The LIME club focuses on eliminating the stigma of seeking help.
“Because it is student-driven, they come up with the ideas, and it has been very well-received,” Andrews says.
LIME holds town halls for students and outreach events such as a No Shave November to recognize men’s mental health needs, and affirmation “fun stuff” such as a Cocoa Comfort Station and “Best Part of Your Day” testimonials. The grassroots club bubbled up from the student body.
“A group of students were interested in changing the culture of mental health,”
Andrews says.
Breaking down barriers in an all-boys school calls for creativity, she adds. Last year, St. Ed’s hosted an Out of the Darkness Walk in partnership with the American Foundation for Suicide Prevention to raise money for suicide awareness. The school plans to host the event again this year.

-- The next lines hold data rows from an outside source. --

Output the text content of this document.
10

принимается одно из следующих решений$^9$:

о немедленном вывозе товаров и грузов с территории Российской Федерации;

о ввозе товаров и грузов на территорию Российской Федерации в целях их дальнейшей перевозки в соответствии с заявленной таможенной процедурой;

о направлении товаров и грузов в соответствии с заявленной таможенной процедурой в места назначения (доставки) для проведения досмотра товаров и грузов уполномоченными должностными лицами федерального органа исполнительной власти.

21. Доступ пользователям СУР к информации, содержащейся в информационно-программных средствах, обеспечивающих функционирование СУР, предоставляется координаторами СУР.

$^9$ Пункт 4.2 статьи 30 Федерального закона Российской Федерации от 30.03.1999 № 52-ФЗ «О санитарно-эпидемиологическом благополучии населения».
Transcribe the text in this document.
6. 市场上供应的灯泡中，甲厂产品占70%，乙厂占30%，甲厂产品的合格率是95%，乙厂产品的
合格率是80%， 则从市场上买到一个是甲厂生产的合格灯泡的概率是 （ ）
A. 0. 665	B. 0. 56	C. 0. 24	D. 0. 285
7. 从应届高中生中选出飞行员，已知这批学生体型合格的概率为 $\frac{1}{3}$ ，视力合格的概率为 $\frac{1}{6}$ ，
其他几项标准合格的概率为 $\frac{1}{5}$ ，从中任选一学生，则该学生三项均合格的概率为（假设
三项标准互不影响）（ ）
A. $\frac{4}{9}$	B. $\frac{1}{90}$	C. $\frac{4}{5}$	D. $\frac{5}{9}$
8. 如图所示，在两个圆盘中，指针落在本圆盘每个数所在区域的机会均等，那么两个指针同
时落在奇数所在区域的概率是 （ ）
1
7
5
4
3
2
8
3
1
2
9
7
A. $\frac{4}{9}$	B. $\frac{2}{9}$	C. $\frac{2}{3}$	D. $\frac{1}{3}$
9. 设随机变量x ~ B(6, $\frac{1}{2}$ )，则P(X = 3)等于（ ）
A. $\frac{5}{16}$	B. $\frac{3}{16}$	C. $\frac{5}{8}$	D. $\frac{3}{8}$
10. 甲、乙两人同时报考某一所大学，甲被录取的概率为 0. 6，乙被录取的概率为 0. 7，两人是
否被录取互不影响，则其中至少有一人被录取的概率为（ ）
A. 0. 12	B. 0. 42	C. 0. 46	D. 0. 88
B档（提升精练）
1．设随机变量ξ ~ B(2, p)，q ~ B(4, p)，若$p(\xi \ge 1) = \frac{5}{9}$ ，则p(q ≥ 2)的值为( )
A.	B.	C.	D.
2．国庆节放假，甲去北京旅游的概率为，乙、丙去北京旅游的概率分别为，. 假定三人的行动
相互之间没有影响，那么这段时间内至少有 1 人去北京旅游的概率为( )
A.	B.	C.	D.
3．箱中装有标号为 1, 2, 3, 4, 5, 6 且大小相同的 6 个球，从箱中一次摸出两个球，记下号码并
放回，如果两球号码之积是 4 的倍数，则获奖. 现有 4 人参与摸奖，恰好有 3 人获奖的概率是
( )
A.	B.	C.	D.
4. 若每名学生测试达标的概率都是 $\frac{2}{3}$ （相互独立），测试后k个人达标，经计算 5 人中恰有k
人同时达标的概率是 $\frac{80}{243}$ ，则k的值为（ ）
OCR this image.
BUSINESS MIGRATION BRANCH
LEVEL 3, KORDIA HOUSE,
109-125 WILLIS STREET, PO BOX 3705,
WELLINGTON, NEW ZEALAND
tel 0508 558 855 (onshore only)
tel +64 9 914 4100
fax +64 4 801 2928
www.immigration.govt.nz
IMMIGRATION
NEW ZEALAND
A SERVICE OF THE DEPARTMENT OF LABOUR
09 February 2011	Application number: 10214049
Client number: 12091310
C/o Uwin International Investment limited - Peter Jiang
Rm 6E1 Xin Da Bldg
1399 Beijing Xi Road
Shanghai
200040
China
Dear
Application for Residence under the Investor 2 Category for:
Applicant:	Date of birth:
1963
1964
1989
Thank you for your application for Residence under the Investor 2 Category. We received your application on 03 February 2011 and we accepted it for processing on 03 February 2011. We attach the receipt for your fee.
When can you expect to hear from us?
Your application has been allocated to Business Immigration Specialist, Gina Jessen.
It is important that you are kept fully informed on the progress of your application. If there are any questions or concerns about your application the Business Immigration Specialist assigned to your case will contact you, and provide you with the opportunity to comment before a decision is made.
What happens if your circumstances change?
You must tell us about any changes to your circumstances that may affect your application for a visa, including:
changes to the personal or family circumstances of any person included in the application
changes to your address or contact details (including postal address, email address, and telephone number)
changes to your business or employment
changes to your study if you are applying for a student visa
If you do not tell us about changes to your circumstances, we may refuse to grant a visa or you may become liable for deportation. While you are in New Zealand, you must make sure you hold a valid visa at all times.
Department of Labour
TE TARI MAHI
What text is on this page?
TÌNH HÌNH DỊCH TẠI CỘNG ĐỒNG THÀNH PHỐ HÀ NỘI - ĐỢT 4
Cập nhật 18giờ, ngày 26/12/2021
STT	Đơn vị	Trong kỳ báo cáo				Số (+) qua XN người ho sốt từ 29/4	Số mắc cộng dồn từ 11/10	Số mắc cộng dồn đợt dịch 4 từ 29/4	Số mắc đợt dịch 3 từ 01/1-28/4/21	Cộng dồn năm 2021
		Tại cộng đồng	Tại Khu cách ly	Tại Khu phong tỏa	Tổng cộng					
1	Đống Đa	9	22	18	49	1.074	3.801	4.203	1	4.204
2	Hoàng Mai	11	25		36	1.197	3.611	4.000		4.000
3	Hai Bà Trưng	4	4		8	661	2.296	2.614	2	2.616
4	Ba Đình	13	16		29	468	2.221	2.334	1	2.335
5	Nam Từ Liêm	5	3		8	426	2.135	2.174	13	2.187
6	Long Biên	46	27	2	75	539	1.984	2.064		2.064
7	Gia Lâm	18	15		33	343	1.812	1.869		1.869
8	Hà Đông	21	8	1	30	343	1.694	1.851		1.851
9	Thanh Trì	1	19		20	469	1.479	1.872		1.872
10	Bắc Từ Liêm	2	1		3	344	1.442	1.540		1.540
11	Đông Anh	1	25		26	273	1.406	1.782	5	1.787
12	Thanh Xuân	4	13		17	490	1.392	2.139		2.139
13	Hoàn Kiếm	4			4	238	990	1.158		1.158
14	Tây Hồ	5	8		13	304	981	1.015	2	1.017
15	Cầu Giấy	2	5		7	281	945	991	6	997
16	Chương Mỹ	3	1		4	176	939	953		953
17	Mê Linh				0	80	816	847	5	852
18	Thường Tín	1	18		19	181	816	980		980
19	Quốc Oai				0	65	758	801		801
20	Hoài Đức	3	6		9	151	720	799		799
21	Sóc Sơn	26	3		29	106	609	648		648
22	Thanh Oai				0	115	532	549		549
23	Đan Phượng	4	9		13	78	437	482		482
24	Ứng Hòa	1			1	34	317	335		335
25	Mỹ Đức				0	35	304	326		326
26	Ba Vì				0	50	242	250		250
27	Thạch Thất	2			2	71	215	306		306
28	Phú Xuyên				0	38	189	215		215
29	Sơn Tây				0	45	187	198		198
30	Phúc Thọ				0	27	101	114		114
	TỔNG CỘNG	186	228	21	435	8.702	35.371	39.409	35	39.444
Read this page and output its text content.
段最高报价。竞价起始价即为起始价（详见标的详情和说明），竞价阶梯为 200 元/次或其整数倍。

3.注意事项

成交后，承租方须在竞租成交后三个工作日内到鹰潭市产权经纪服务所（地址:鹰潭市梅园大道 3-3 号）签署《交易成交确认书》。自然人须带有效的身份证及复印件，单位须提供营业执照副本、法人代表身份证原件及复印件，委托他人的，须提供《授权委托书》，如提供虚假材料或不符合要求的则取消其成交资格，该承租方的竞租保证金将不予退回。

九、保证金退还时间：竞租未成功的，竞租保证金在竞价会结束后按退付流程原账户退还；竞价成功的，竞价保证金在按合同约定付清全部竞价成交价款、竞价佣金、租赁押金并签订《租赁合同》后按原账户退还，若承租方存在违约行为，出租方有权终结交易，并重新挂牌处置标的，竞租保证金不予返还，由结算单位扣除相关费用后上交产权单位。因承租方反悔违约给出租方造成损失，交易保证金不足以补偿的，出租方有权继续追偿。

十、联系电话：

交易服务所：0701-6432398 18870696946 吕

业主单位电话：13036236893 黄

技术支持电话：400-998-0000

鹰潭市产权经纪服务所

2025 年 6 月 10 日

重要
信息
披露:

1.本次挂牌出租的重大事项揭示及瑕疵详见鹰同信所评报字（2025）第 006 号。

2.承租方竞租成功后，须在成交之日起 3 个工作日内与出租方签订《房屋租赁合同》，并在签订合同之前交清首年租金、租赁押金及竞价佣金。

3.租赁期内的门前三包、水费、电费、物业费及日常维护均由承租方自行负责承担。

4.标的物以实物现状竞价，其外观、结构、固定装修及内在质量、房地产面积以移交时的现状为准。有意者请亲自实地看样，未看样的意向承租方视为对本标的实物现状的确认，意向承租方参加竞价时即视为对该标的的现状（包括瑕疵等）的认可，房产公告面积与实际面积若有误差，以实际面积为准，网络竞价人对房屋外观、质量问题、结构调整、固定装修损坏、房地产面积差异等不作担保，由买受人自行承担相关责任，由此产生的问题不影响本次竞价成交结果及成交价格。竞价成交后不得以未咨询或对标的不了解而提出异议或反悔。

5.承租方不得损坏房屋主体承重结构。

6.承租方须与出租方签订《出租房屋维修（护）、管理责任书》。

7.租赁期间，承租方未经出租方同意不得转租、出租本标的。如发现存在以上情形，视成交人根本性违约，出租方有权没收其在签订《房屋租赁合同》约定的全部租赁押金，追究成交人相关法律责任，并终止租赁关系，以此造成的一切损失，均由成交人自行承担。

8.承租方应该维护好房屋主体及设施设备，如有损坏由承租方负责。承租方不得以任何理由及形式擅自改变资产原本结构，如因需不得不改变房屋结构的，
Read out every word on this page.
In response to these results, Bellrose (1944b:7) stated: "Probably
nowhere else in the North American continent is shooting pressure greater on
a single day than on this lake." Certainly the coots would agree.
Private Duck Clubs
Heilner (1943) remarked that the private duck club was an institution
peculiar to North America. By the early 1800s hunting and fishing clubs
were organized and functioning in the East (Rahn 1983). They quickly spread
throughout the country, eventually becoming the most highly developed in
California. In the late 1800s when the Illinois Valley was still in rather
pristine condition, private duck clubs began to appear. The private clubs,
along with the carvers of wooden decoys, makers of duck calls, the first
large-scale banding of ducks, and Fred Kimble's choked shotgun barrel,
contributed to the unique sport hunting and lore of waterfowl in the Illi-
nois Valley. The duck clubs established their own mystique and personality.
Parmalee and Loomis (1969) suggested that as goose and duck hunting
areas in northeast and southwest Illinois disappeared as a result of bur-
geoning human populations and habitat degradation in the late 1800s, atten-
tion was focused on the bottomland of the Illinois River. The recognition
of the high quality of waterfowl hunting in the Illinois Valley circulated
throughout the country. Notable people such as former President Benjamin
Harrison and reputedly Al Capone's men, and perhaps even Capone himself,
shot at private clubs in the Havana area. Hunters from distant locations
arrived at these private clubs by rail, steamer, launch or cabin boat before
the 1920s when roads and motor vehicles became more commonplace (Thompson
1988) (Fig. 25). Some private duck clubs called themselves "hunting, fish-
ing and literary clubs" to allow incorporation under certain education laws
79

“Historically, it was like, ‘We don’t talk about feelings. I’m supposed to be tough and suck it up,’” she says. “We’re role modeling to these kids that you can be a strong guy and have emotions.”
At the top, LCRG offers parent forums that tackle topics in a research-backed format based on the school’s data and global insights. Last fall, a seminar covered the impact of AI. Others included sleep, growth mindset, anxiety and stress.
Parent coffees provide smaller group sessions for connecting. In school, mental health awareness and strategies are baked into the curriculum. For Laurel students in kindergarten through fifth grade, GatorAid (named after the school’s mascot) addresses social-
emotional topics delivered weekly by the in-house school psychologist in the classroom.
Laurel’s Upper School girls participate in seminar weekly activities centered on issues such as disordered eating, depression, suicidality, self-harm, and safe and unsafe relationships. Some seniors at Laurel School have completed capstone projects centered on well-being and life “beyond the screen.”
“They have hard-fought social and emotional relationships,” Cordiano says, “and they want to put that knowledge to good use and think about how to make a tricky developmental period more manageable.”